Dancers leaping across a water fountain are a unique site, and this has the potential to be an interesting story. Typically, dancers dance on a stage inside an auditorium, so when they moved performances outside, it created a new atmosphere for people to enjoy.

However, the style and technique the author of the blog used to describe the fountain dancers was a flat and weak performance. Though the idea and originality of the article was interesting, poor grammar and style weakness outweighed the originality of the piece. This article was written in The Oregonian, a print newspaper, which makes it more disappointing. Reviews and articles should be well written in newspapers, especially a professional one.

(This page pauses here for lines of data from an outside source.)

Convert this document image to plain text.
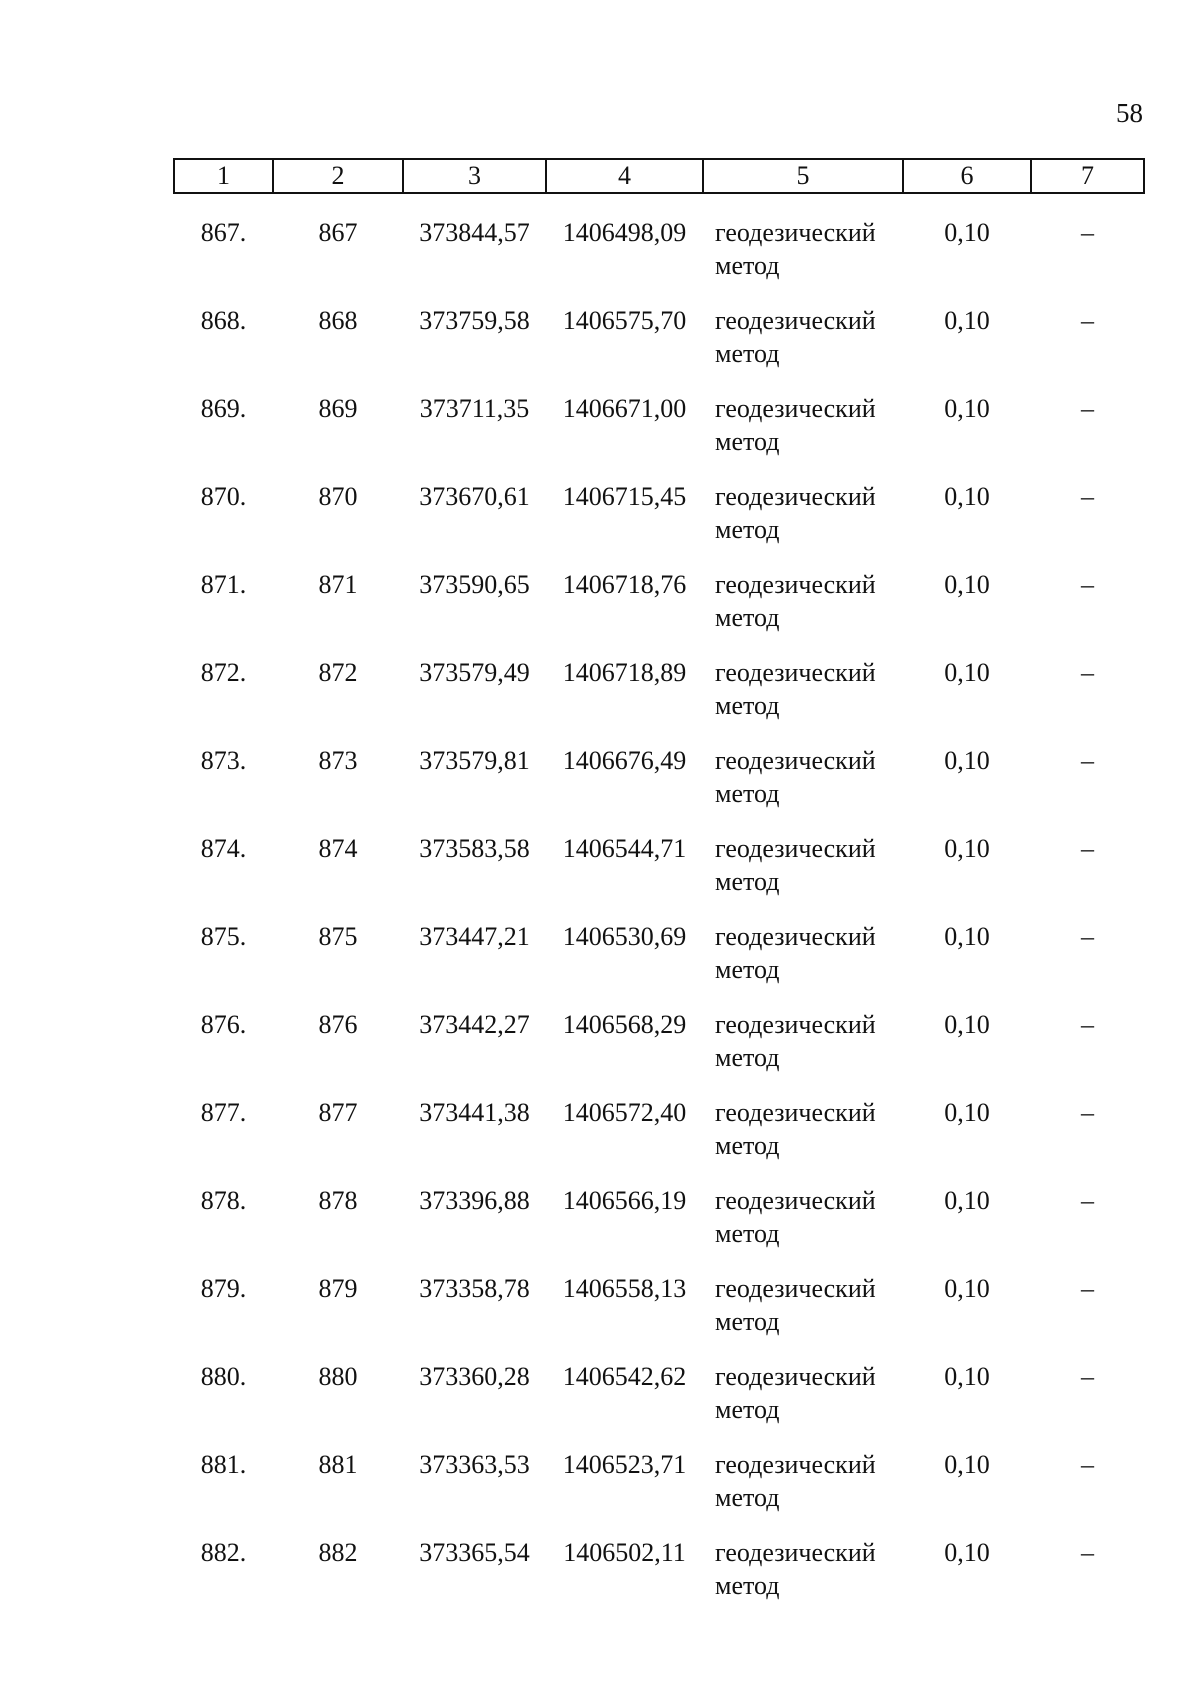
58
1	2	3	4	5	6	7
867.	867	373844,57	1406498,09	геодезический метод	0,10	–
868.	868	373759,58	1406575,70	геодезический метод	0,10	–
869.	869	373711,35	1406671,00	геодезический метод	0,10	–
870.	870	373670,61	1406715,45	геодезический метод	0,10	–
871.	871	373590,65	1406718,76	геодезический метод	0,10	–
872.	872	373579,49	1406718,89	геодезический метод	0,10	–
873.	873	373579,81	1406676,49	геодезический метод	0,10	–
874.	874	373583,58	1406544,71	геодезический метод	0,10	–
875.	875	373447,21	1406530,69	геодезический метод	0,10	–
876.	876	373442,27	1406568,29	геодезический метод	0,10	–
877.	877	373441,38	1406572,40	геодезический метод	0,10	–
878.	878	373396,88	1406566,19	геодезический метод	0,10	–
879.	879	373358,78	1406558,13	геодезический метод	0,10	–
880.	880	373360,28	1406542,62	геодезический метод	0,10	–
881.	881	373363,53	1406523,71	геодезический метод	0,10	–
882.	882	373365,54	1406502,11	геодезический метод	0,10	–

What made this piece bad journalism was long, run-on sentences and weird word choices. Though the author described a dance piece, it should have been important to keep the audience in mind. Readers do not want to have to read a sentence three or four times before finally understanding its meaning. Sentences should be simple and to the point. Too much information can lose the reader’s interest, and this piece did deserve to be well written because it was a good topic.

One example of a long sentence with too much information was this: “At first glance, Linda Austin's dance at Lovejoy Fountain was similarly inscrutable, progressing from flocking patterns to pedestrian jogs to agitated shakes, but Austin, like Halprin, is a choreographer deeply attuned to her performance environment, and her ingenious use of drinking cups to stain the fountain's walls in streams of water revealed contours of the space previously unseen.”

After reading the sentence a few times, I got the overall idea of the movement and flow of the dancers, yet the words used to describe it were too big and downright weird such as “inscrutable” and “pedestrian jobs.”

If this piece was written with the target audience in mind and correct AP style, it would have been as enjoyable to read as watching the actual performance.